It would appear that context strings don't appear in the error output when using failure::Error. Noticed this long after I replaced some custom code with quicli. I'm not 100% sure this is why the context error isn't showing, but I'm sure enough that I don't want this to get lost.
context strings
I assume you are referring to failure's .context
which gives you a Context
. Interestingly, the docs for Context
says this:
The context is intended to be a human-readable, user-facing explanation for the error that has occurred. The underlying error is not assumed to be end-user-relevant information.
The Display impl for Context only prints the human-readable context, while the Debug impl also prints the underlying error.
I'm quite confused. We are using Display, so you should get the string you gave to .context
. In fact, this all we do:
https://github.com/killercup/quicli/blob/789faa77930b6fc97515819647b8167675583d67/src/main_macro.rs#L58
quicli uses context like this, btw:
https://github.com/killercup/quicli/blob/789faa77930b6fc97515819647b8167675583d67/src/fs.rs#L37
Perhaps they're referring to the fact that only the top-level context gets printed.

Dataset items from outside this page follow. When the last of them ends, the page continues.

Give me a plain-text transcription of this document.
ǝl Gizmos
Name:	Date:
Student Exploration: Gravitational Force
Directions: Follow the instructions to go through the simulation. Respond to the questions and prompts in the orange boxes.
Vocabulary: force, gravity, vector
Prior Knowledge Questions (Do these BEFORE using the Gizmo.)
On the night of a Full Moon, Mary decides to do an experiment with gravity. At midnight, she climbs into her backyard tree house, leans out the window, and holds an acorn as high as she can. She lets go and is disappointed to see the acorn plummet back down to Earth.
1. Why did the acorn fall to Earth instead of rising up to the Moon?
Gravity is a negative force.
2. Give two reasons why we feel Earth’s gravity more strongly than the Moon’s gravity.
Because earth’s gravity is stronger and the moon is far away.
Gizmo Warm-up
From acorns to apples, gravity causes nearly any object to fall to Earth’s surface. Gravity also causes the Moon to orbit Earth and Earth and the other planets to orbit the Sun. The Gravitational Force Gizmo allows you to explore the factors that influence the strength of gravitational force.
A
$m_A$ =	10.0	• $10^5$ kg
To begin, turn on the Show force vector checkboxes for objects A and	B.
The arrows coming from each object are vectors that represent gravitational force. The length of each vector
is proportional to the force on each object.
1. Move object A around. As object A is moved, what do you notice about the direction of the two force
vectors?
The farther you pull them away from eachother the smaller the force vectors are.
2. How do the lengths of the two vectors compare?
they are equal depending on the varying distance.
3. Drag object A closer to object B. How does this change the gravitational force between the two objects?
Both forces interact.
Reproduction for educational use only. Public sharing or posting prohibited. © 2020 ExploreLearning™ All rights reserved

For example, if you call .context()
multiple times on the same Error
object, only the last context message will be printed.
I ran into this today, though not because I called .context()
multiple times; I just wanted the program to show the underlying cause of errors instead of just the context message. The workaround I used was to not use the main!
macro and instead use
fn main() {
if let Err(e) = run(Cli::from_args()) {
eprintln!("error: {}", e);
for cause in e.causes().skip(1) {
eprintln!("caused by: {}", cause);
}
}
}
fn run(args: Cli) -> Result<()> {
// main logic
}
This gives errors like
error: couldn't create project directory
caused by: Cannot create a file when that file already exists. (os error 183)
instead of just
couldn't create project directory
I suppose it's possible to keep using the main!
macro as it is, and get this behavior by using the with_context
method and combining the underlying error with whatever context you want to add, but that's too much work.
Maybe showing the underlying cause would be a better default? I think too much info is better than not enough, in this case.
Thanks for the great explanation, that makes sense!
Maybe showing the underlying cause would be a better default? I think too much info is better than not enough, in this case.
Sounds good. Exit with an error should not be the usual case so I'm fine with being a bit more verbose here :) Can you make a PR with that?
Oh, by the way, I opened #44 about showing backtraces recently, which might be related.